We own our own business, and my wife is the breadwinner. I do the paperwork. Her incapacity is a very real concern, and while neither of us has spoken about this, it's a real concern that I don't think either of us has an answer to at the moment. Step at a time?

Points are taken re support groups, but she's not a support group kind of person. And the issue draws a chuckle based on a comment by my mother a few months ago. My father died in December at 85 years old. My mother is 83. We got to talking after the funeral about her maybe finding a support group of other seniors in the same boat. She laughed. She said the last thing she wanted to hear about was other people's problems. Hers aren't so bad, and those she has she has no desire to share with anyone. I think my wife has the same attitude. In any case, this is a "let's wait and see" issue.
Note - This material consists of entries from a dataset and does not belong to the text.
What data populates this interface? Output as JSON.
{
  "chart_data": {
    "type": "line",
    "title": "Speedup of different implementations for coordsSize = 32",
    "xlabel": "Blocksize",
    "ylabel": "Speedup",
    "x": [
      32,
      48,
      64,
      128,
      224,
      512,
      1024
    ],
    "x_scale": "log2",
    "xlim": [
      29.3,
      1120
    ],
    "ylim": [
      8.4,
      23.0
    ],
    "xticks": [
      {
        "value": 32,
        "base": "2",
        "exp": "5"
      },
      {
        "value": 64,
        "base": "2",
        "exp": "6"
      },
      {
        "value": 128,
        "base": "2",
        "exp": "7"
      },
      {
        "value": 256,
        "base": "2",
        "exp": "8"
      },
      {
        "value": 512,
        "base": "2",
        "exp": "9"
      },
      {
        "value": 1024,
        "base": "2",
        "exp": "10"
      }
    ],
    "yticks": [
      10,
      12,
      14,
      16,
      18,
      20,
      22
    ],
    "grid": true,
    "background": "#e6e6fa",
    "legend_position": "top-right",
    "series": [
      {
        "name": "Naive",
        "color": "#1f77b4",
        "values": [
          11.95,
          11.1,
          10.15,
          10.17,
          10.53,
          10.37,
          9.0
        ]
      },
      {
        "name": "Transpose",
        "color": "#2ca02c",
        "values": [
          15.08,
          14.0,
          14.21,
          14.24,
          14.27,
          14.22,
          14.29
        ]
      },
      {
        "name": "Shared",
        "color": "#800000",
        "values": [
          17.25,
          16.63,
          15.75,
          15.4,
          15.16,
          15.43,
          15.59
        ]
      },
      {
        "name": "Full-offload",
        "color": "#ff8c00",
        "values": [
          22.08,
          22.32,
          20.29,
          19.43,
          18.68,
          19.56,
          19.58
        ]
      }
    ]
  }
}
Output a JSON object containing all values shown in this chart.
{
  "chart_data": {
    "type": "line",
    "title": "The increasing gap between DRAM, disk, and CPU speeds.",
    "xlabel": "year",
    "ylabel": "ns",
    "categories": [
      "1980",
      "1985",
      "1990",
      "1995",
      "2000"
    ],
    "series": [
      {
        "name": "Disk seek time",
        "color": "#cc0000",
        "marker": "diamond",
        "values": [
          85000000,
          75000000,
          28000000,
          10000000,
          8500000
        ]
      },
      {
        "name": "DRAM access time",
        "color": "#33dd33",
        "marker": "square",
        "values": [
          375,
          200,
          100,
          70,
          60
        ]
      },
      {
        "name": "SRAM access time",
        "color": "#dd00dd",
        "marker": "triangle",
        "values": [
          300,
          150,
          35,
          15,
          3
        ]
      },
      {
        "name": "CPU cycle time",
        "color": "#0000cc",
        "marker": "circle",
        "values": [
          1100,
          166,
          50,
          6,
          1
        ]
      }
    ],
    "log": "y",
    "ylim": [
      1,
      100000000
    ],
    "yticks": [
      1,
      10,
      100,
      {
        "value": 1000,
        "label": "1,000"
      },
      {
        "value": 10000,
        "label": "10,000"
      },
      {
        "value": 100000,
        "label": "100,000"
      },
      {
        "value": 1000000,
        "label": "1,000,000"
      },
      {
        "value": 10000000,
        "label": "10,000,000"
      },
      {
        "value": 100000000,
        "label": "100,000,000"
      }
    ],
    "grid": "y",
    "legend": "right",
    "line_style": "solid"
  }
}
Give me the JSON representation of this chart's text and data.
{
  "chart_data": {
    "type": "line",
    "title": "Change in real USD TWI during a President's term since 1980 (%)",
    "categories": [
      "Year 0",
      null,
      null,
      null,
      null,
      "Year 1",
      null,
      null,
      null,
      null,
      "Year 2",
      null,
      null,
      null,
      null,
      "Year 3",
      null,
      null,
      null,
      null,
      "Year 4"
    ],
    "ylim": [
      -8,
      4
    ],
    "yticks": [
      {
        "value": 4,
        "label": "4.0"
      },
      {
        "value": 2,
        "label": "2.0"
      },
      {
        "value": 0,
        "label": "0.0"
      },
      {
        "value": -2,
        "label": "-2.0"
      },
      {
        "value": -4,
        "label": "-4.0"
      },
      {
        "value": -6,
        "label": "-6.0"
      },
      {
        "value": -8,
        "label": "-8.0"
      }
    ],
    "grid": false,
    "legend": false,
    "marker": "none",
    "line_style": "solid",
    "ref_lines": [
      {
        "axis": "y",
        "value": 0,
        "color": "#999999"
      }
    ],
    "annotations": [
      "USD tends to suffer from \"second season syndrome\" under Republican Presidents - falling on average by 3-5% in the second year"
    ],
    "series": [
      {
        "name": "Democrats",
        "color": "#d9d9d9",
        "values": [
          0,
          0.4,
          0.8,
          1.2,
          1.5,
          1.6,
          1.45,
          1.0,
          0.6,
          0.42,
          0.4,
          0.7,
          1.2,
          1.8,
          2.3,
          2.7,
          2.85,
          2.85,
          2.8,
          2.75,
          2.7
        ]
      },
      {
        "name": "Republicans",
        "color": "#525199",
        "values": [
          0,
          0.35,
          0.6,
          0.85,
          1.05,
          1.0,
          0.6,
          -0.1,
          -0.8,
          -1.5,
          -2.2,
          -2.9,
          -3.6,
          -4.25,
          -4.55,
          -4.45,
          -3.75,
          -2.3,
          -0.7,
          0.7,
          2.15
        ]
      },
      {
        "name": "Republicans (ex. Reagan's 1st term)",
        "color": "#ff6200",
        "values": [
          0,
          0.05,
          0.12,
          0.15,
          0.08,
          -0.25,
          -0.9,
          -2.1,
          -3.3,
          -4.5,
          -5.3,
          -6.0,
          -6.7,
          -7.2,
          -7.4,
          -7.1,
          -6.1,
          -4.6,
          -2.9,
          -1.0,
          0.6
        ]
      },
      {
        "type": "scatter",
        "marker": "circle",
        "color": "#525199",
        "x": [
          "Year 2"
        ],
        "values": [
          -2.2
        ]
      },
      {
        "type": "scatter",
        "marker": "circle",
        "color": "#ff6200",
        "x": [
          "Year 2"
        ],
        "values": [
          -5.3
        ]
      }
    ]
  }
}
We're in sort of a holding pattern for a bit, but stay tuned. And thanks for listening.

mwdem

(4,031 posts)
6. Staying positive always helped me.
Tue Apr 2, 2013, 06:13 PM
Apr 2013

I kept a truly positive outlook through both my cancers (breast and uterine, a year apart), and it helped everyone around me to do the same. My husband, my daughter and her husband, and my son all learned everything they could about my cancers, treatments, outlooks, everything. It started in the beginning of 2005, and I'm still kicking! It's not blind optimism, it's just being educated on the cancer and being positive. I did have a kick-ass group of doctors, and that helped a lot! Good luck, and I'm sure you'll know what to do and say through it all.